Le Président est bien conscient que la débâcle actuelle de l’industrie du diamant est une menace pour l’économie du Botswana. Dans le monde entier, le marché du diamant a chuté – les prix ont baissé d’environ 30% depuis 2022 – et ce à cause de l’émergence des diamants synthétiques. L’historien spécialisé en industrie minière, Duncan Money, remarque que : « Les diamants de laboratoire ont fait baisser les prix du marché et continuent de devenir de moins en moins chers ».
Ces nouvelles pierres, qui sont le résultat d’un procédé technologique en laboratoire, coûtent plus de dix fois moins cher que les véritables diamants provenant de l’exploitation minière traditionnelle. Une industrie dont l’origine des matières premières peut parfois être difficile à retracer, étant parfois qualifiée de « diamants de sang ». Actuellement, une bague de fiançailles sur deux vendues aux États-Unis est ornée d’un diamant synthétique. La Chine est leader dans ce domaine, produisant plus de 90% des bijoux de culture dans le monde.

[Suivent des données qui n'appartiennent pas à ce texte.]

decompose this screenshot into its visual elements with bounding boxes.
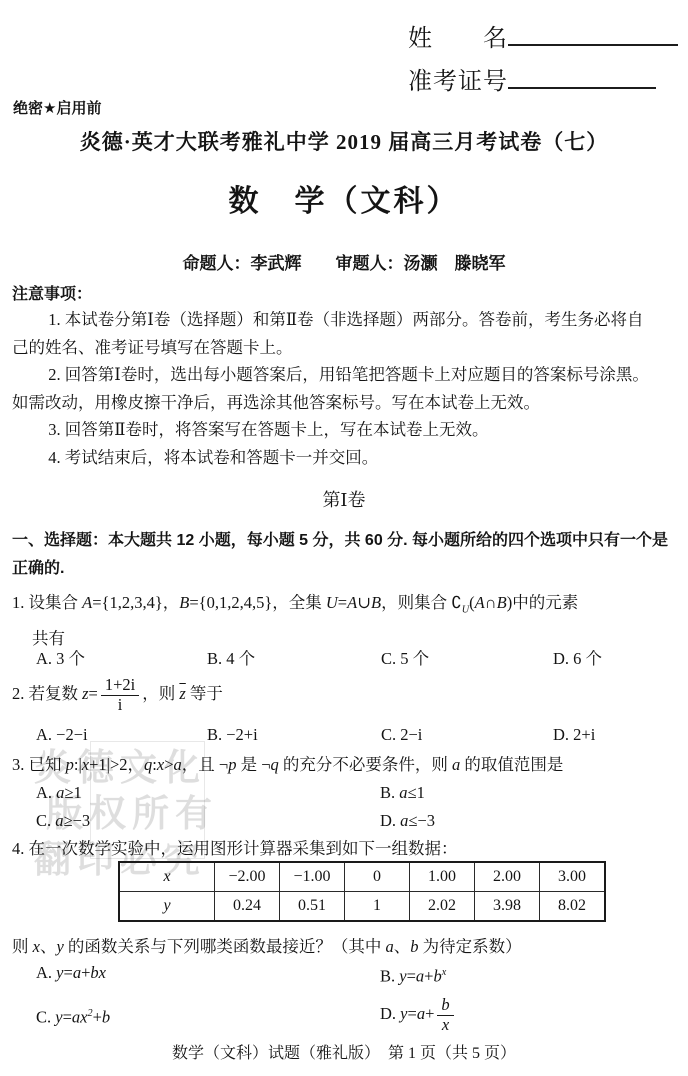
table-cell: −2.00 [215,862,280,892]
q4-option-c: C. y=ax2+b [36,988,110,1044]
q3-option-a: A. a≥1 [36,779,82,807]
q3-option-b: B. a≤1 [380,779,425,807]
question-2-options: A. −2−i B. −2+i C. 2−i D. 2+i [12,721,676,749]
q2-option-d: D. 2+i [553,721,595,749]
table-cell: 8.02 [540,892,606,922]
q1-option-b: B. 4 个 [207,645,255,673]
q4-option-b: B. y=a+bx [380,959,446,991]
section-1-title: 第Ⅰ卷 [0,486,688,512]
question-4-options-row-1: A. y=a+bx B. y=a+bx [12,959,676,987]
secrecy-label: 绝密★启用前 [13,97,101,118]
notice-title: 注意事项： [12,281,92,304]
choice-section-instruction: 一、选择题：本大题共 12 小题，每小题 5 分，共 60 分. 每小题所给的四… [12,527,676,583]
table-cell: 0 [345,862,410,892]
name-blank-line [508,22,678,46]
question-4-options-row-2: C. y=ax2+b D. y=a+bx [12,988,676,1040]
q2-option-a: A. −2−i [36,721,88,749]
exam-paper-page: 炎德文化 版权所有 翻印必究 姓 名 准考证号 绝密★启用前 炎德·英才大联考雅… [0,0,688,1076]
table-cell: 3.98 [475,892,540,922]
table-cell: 3.00 [540,862,606,892]
admission-field-row: 准考证号 [408,61,656,96]
table-row-label-y: y [119,892,215,922]
question-2-stem: 2. 若复数 z=1+2ii，则 z 等于 [12,670,676,718]
name-field-row: 姓 名 [408,18,678,53]
page-footer: 数学（文科）试题（雅礼版） 第 1 页（共 5 页） [0,1040,688,1063]
notice-item-4: 4. 考试结束后，将本试卷和答题卡一并交回。 [12,444,676,472]
q4-data-table: x −2.00 −1.00 0 1.00 2.00 3.00 y 0.24 0.… [118,861,606,922]
notice-list: 1. 本试卷分第Ⅰ卷（选择题）和第Ⅱ卷（非选择题）两部分。答卷前，考生务必将自己… [12,306,676,471]
question-1-options: A. 3 个 B. 4 个 C. 5 个 D. 6 个 [12,645,676,673]
notice-item-3: 3. 回答第Ⅱ卷时，将答案写在答题卡上，写在本试卷上无效。 [12,416,676,444]
table-cell: 0.24 [215,892,280,922]
question-4-followup: 则 x、y 的函数关系与下列哪类函数最接近？（其中 a、b 为待定系数） [12,932,676,961]
table-cell: −1.00 [280,862,345,892]
notice-item-2: 2. 回答第Ⅰ卷时，选出每小题答案后，用铅笔把答题卡上对应题目的答案标号涂黑。如… [12,361,676,416]
q4-option-d: D. y=a+bx [380,988,457,1040]
q4-option-a: A. y=a+bx [36,959,106,987]
table-cell: 2.00 [475,862,540,892]
table-cell: 0.51 [280,892,345,922]
subject-title: 数 学（文科） [0,176,688,220]
table-row-y: y 0.24 0.51 1 2.02 3.98 8.02 [119,892,605,922]
table-cell: 2.02 [410,892,475,922]
admission-label: 准考证号 [408,69,508,95]
table-row-x: x −2.00 −1.00 0 1.00 2.00 3.00 [119,862,605,892]
notice-item-1: 1. 本试卷分第Ⅰ卷（选择题）和第Ⅱ卷（非选择题）两部分。答卷前，考生务必将自己… [12,306,676,361]
name-label: 姓 名 [408,26,508,52]
table-cell: 1.00 [410,862,475,892]
question-3-options-row-1: A. a≥1 B. a≤1 [12,779,676,807]
q2-option-b: B. −2+i [207,721,258,749]
q1-option-d: D. 6 个 [553,645,602,673]
q2-option-c: C. 2−i [381,721,422,749]
admission-blank-line [508,65,656,89]
question-3-stem: 3. 已知 p:|x+1|>2，q:x>a，且 ¬p 是 ¬q 的充分不必要条件… [12,750,676,779]
question-4-stem: 4. 在一次数学实验中，运用图形计算器采集到如下一组数据： [12,834,676,863]
q3-option-c: C. a≥−3 [36,807,90,835]
authors-line: 命题人：李武辉 审题人：汤灏 滕晓军 [0,249,688,274]
table-row-label-x: x [119,862,215,892]
question-3-options-row-2: C. a≥−3 D. a≤−3 [12,807,676,835]
exam-title: 炎德·英才大联考雅礼中学 2019 届高三月考试卷（七） [0,126,688,156]
q3-option-d: D. a≤−3 [380,807,435,835]
q1-option-c: C. 5 个 [381,645,429,673]
question-1-stem: 1. 设集合 A={1,2,3,4}，B={0,1,2,4,5}，全集 U=A∪… [12,588,676,653]
q1-option-a: A. 3 个 [36,645,85,673]
table-cell: 1 [345,892,410,922]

Anglo American, le géant minier, souhaite désespérément vendre ses parts dans De Beers, le leader mondial du diamant, en raison de cette crise. Debswana, une coentreprise entre l’entreprise et l’État botswanais, détient les 15% restants. Le Botswana, pays d’Afrique australe, est crucial pour De Beers, produisant 70% de ses diamants. Pour résumer, Duncan Money déclare : « De Beers et le gouvernement botswanais sont liés par une dépendance mutuelle ».
Cuivre, nickel et manganèse sont aussi produits en Botswana.
Au premier semestre, Debswana a connu une chute de 49,2 % dans ses ventes de diamants bruts, ce qui a forcé Gaborone à rechercher d’autres sources de revenus. Une révision de l’accord de vente avec De Beers a eu lieu en 2023, après une lutte acharnée menée par Mokgweetsi Masisi. Dans l’accord d’origine de 2011, De Beers bénéficiait de 90% de la production de diamants bruts; maintenant, Gaborone détient 25% du total, qui augmentera finalement à 50%.
Même si le Botswana est catégorisé parmi les pays à revenu intermédiaire supérieur, comme le Brésil, l’Afrique du Sud et la Chine, des difficultés économiques importantes peuvent survenir. « Nous prévoyons que la croissance ralentira à 1,1% en 2024, par rapport à 2,7% en 2023, principalement en raison du déclin des perspectives pour l’industrie du diamant, » indique Emmanuel Kwapong, économiste à la Standard Chartered Bank. Il souligne la nécessité de se concentrer davantage sur la diversification, suggérant des réformes pro-entreprises pour améliorer la compétitivité du Botswana dans des secteurs autres que celui du diamant.
Duncan Money souligne que le Botswana a été géré économiquement de manière impressionnante ces dernières années, surtout lorsqu’on le compare avec d’autres nations dont l’économie repose sur l’extraction des minéraux. Cependant, ses réserves en minéraux tels que le cuivre, le nickel, le manganèse et d’autres métaux rares ne sont pas assez abondantes pour contrebalancer la perte de revenus causée par l’épuisement des gemmes. Dans la perspective d’une économie sans diamants à l’avenir, le Botswana a mis en place le Fonds Pula en 1993, nommé d’après la devise nationale. L’objectif de ce fonds était d’investir les surplus provenant de la vente de gemmes. Aujourd’hui, ce fonds gère un portefeuille d’actifs de 4,1 milliards de dollars.